That is a general rule among all geologists, and not
to be gainsaid.
Now I think I may say, that, granting that we can recognise a bed by
its fossils, there are few or no beds which are found in one place
upheaved, broken, and altered by heat, which are not found in some
other place still horizontal, unbroken, unaltered, and more or less
as they were at first.
From the most recent beds; from the upheaved coral-rocks of the West
Indies, and the upheaved and faulted boulder clay and chalk of the
Isle of Moen in Denmark--downwards through all the strata, down to
that very ancient one in which the best slates are found, this rule,
I believe, stands true.
It stands true, certainly, of the ancient Silurian rocks of Wales,
Cumberland, Ireland, and Scotland.
For, throughout great tracts of Russia, and in parts of Norway and
Sweden, Sir Roderick Murchison discovered our own Silurian beds,
recognisable from their peculiar fossils.

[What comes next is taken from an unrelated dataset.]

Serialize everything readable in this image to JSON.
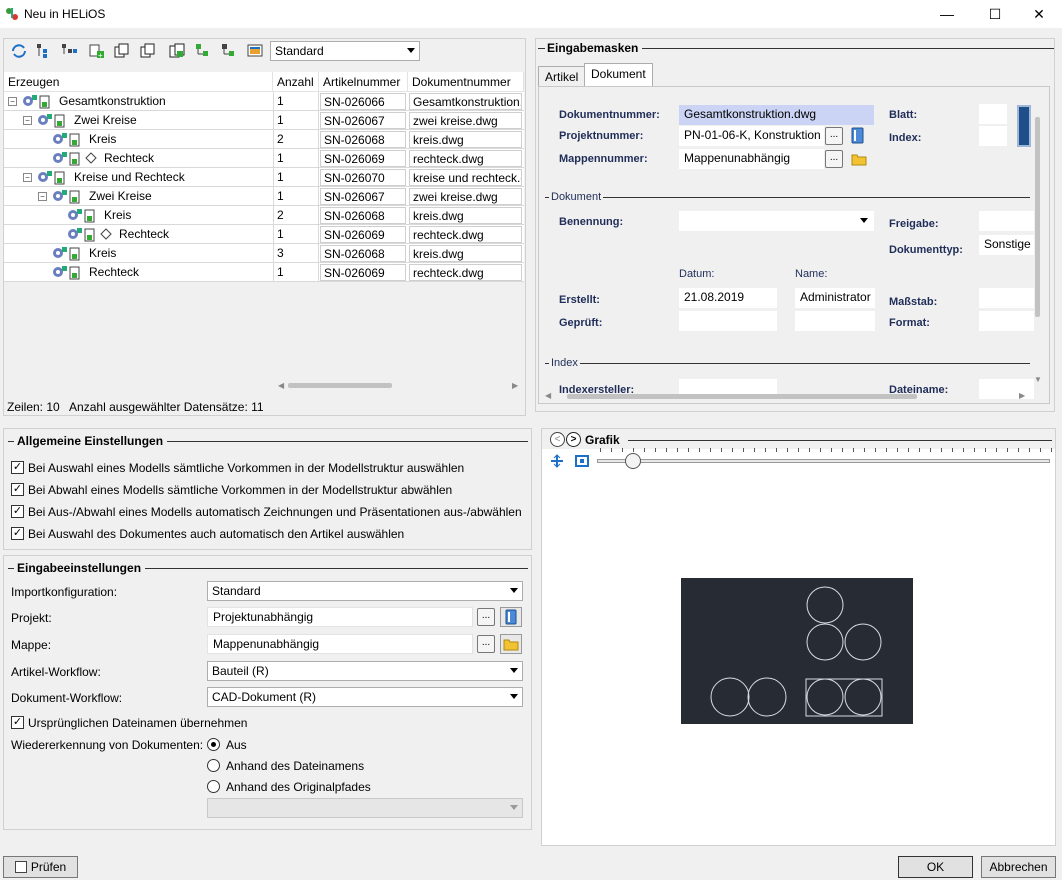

But in what state? Not
contracted, upheaved, and hardened to slates and grits, as they are
in Wales and elsewhere: but horizontal, unbroken, and still soft,
because undisturbed by volcanic rooks and earthquakes. At the bottom
of them all, near Petersburg, Sir Roderick found a shale of dried mud
(to quote his own words), "so soft and incoherent that it is even
used by sculptors for modelling, although it underlies the great mass
of fossil-bearing Silurian rocks, and is, therefore, of the same age
as the lower crystalline hard slates of North Wales.